15) A vida sexual moderna

Um flagelo que aflige a sociedade moderna, principalmente os homens, é a disfunção sexual masculina. Erradamente conhecida de um modo geral como impotência, e que engloba as alterações na libido (desejo sexual), ereção e manutenção da ereção (potência), ejaculação (precoce ou retardada) e orgasmo.

O problema está relacionado diretamente com o homem porém afeta indiretamente a mulher e o próprio relacionamento do casal.

As causas do problema são de origem orgânica em 70% dos casos e psicológica nos 30% restantes. Em alguns casos, devido ao problema orgânico, o indivíduo passa a ter medo de ter relações sexuais (temor de desempenho), o que causa confusão sobre a origem do problema.
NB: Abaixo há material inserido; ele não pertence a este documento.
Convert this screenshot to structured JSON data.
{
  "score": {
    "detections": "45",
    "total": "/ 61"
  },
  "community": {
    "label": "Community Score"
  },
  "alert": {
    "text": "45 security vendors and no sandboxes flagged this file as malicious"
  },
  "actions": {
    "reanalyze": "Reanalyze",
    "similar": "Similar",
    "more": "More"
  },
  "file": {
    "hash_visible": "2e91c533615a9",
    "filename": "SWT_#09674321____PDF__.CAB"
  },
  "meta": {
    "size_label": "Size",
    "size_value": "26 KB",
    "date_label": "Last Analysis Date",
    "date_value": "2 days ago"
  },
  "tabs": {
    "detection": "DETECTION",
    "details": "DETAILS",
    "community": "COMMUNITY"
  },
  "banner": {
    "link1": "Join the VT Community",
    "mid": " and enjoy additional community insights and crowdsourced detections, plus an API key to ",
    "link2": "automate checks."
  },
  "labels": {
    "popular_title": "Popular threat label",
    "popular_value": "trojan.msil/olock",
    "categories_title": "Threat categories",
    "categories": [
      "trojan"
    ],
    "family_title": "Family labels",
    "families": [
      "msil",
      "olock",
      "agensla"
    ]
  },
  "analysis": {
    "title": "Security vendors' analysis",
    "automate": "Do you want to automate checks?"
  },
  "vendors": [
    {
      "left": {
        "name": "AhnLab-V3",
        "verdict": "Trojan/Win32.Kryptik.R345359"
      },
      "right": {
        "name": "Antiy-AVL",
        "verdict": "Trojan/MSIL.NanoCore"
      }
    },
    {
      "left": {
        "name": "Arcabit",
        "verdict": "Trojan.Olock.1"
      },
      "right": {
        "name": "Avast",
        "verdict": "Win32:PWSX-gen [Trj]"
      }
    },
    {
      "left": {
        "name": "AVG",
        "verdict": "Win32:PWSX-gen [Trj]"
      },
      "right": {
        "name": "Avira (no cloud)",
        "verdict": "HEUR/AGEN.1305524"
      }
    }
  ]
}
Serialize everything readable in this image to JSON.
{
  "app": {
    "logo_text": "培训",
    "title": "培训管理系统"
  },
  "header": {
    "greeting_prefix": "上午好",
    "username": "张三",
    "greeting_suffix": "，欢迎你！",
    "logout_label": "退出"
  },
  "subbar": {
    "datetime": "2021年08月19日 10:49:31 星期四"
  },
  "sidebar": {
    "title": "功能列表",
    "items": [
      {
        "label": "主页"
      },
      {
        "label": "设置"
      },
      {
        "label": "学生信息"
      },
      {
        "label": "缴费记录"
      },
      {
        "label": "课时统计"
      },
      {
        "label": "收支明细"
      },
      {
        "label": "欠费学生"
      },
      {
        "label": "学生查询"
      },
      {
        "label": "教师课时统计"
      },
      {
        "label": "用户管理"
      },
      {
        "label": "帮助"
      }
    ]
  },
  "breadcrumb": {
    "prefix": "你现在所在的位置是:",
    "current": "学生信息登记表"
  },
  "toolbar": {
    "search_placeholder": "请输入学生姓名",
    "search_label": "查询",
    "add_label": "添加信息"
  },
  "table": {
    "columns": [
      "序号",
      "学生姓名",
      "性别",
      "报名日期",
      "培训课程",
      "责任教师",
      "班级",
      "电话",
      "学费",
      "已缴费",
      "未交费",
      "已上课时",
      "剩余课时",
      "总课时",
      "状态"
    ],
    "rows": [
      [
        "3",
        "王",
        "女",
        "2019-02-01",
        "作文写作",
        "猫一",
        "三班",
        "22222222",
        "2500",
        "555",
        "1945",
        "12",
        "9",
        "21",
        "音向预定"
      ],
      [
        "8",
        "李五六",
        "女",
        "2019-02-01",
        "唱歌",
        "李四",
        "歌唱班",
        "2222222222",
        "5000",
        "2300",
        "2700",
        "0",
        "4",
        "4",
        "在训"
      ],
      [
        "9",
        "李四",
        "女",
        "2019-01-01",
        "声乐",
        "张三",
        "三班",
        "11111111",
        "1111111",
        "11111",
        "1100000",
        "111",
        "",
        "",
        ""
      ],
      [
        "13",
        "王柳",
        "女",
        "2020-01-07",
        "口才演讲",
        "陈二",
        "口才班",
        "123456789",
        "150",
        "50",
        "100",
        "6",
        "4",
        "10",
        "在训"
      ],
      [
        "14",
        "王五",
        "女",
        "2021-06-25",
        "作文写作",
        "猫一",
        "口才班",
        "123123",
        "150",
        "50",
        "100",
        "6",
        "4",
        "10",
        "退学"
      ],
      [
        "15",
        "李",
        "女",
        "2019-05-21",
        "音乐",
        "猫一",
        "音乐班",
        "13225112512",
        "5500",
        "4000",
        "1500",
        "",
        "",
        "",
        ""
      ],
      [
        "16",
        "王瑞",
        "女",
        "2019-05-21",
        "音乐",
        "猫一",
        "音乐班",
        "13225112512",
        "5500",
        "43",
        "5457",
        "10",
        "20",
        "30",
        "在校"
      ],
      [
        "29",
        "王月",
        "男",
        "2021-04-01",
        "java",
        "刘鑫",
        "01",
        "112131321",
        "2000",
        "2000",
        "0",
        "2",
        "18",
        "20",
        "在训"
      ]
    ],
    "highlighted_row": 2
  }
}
Influências externas como stress, problemas emocionais, familiares, sociais, e econômicos podem agravar o problema. Também drogas para tratamento de úlceras e Hipertensão Arterial podem alterar o funcionamento sexual do homem.

Acredita-se que 10 a 20% da população masculina apresente problemas sexuais e cada homem durante o decorrer de sua vida apresentará algum episódio de disfunção sexual. Além do mais, a queda dos níveis de hormônios masculinos (Testosterona) leva o indivíduo a ter os sintomas da Andropausa (cansaço, perda de vitalidade, alterações no sono, tendência a depressão, fadiga, perda de massa óssea, queda na libido, e finalmente impotência). Esse quadro é facilmente confundido com “Stress” físico porém nos casos de stress não ocorre a queda dos níveis de Testosterona.

Estudos demonstram que 40% dos homens com mais de 50 anos apresentam Andropausa. A queda da Testosterona entre os 40 e 70 anos ocorre numa proporção de 1% ao ano. Entretanto, em alguns indivíduos esta queda é mais acentuada e precoce.

Fatores como a hereditariedade, obesidade, fumo, álcool, stress, drogas, medicações cardiológicas, ansiedade, dieta e cuidados pessoais podem ser a causa principal ou fator agravante do problema.

Quando existe uma causa passível de correção, como a Varicocele esta deve ser corrigida, e nos casos em que o testículo está lesado deve ser feita a reposição hormonal.

O Tratamento com Reposição Hormonal (TRH) inclui medicações com ação no cérebro, fazendo com que  sejam liberados mais hormônios que irão estimular os testículos a produzir mais Testosterona, medicações que substituem os hormônios masculinos, como os preparados de Testosterona, e medicações que estimulam diretamente os testículos, através de preparados hormonais semelhantes aos que são liberados pelo cérebro.

Na maioria dos casos o paciente utiliza a reposição, e quando os testículos tiverem capacidade de reagir, a medicação é retirada. Nos casos em que os testículos entram em falência e não conseguem  mais produzir hormônios a reposição será mantida indefinidamente.

Deve se evitar o excesso de preparados de Testosterona uma vez que o excedente é transformado em Dihidrotestosterona, a qual atua na próstata levando a um aumento (hipertrofia) e nos casos de câncer de próstata  a uma evolução do processo.

Com as novas medicações para reposição conseguimos controlar a dose, mantendo um nível dentro dos limites da normalidade, e evitando o excesso.

Para o tratamento das disfunções sexuais em geral, existem várias técnicas a nossa disposição que vão desde medicações orais, injetáveis no pênis, cirurgias e até implantes de próteses penianas. Cada técnica tem sua indicação específica e depende de um diagnóstico cuidadoso, com exames especializados.

O diagnóstico desses problemas é feito através do  histórico médico, das dosagens hormonais e dos exames especializados.